As you know I've been working on my story/book, and thanks to my awesome Christmas gift I'm adding more depth to it. For those of you who don't know, my story is centered around ballet, which I used to do as a child. I grew out of it, but never completely. Every now and then I would attempt some moves and see how rusty I was. For the last several years I have been really wanting to get back into it, try it again just to see if I still liked it as much as I used to. However, this was in Campbellsville, and I didn't know of anywhere close by where I could dance. There was one small studio but it was for children only-I could tell just by looking into the building when it was closed. So I figured if I couldn't actually dance anymore, I could release my desires by writing about them, hence my story. When we moved to Cincinnati and I was doing some light research to make my book better and more believable, I found the city ballet company, which stirred the embers once again. This time the desire is even more so, since it's not that expensive and not too far away. Unfortunately now neither of us have jobs, so that's obviously out of the question. But I have expressed my desire and passion to David, and he said once we get jobs we'll talk about it. I want to dance again so bad, for several different reasons. It never fully left me (I still have a turn-out), it's research for my book, and it's a great way to get back in shape. So now I'm hoping there will soon be a way I can get back into what I loved so long ago, dancing ballet.

Friday, January 4, 2013

Slightly Unexpected Change

So it looks like Macy's can't afford to keep me. I was called by my manager, who told me how appreciative he was of all my hard work and help, and that the shoe department had a great season and I was a big part of that. At first I thought he was going to offer me a position. However, he told me that they're not able to keep me because they can't afford it. He did tell me, though, if something changed I could re-apply for a position. It made me feel very happy that a nice place was impressed with me, but I was disappointed to hear they couldn't keep me. So now both David and I are looking for new jobs. We would love for them to be closer to our desired career, but we'll see what God does.

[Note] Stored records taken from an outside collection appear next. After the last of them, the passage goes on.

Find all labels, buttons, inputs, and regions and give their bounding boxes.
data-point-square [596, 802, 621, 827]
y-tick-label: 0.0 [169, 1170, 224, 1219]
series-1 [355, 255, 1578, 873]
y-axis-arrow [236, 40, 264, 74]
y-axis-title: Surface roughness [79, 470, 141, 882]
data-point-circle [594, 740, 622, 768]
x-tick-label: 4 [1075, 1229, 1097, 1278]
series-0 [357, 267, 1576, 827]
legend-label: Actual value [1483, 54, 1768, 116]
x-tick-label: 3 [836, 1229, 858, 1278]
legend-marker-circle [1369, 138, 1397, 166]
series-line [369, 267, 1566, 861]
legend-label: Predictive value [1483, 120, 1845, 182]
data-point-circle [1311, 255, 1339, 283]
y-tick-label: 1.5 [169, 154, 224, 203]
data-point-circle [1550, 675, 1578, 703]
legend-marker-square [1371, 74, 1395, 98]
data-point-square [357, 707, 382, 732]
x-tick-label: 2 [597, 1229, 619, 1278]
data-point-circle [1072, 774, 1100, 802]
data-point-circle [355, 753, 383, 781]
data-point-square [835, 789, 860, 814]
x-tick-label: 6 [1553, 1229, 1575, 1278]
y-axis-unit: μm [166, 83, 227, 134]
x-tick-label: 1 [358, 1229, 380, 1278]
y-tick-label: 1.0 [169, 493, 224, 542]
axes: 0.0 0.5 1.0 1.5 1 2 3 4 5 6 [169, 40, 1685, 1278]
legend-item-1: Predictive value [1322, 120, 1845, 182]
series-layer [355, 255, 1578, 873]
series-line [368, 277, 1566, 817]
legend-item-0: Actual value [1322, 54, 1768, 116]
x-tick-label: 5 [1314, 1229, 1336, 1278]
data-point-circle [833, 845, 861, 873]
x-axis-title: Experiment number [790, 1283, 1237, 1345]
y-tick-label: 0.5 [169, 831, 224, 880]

Speaking of careers, I've been using my Marshall Plan for novel writing book and workbook, and it's really helping my writer's block! I'm very excited about the potential of my story turning from a short story into a book. It's stretching me and pushing me to think of aspects I haven't considered that would go into a book and not necessarily a short story. It's also forcing me to maybe think differently about what I've already written. I would really love to find a job which allows me to exercise my abilities to write fiction and push myself even further.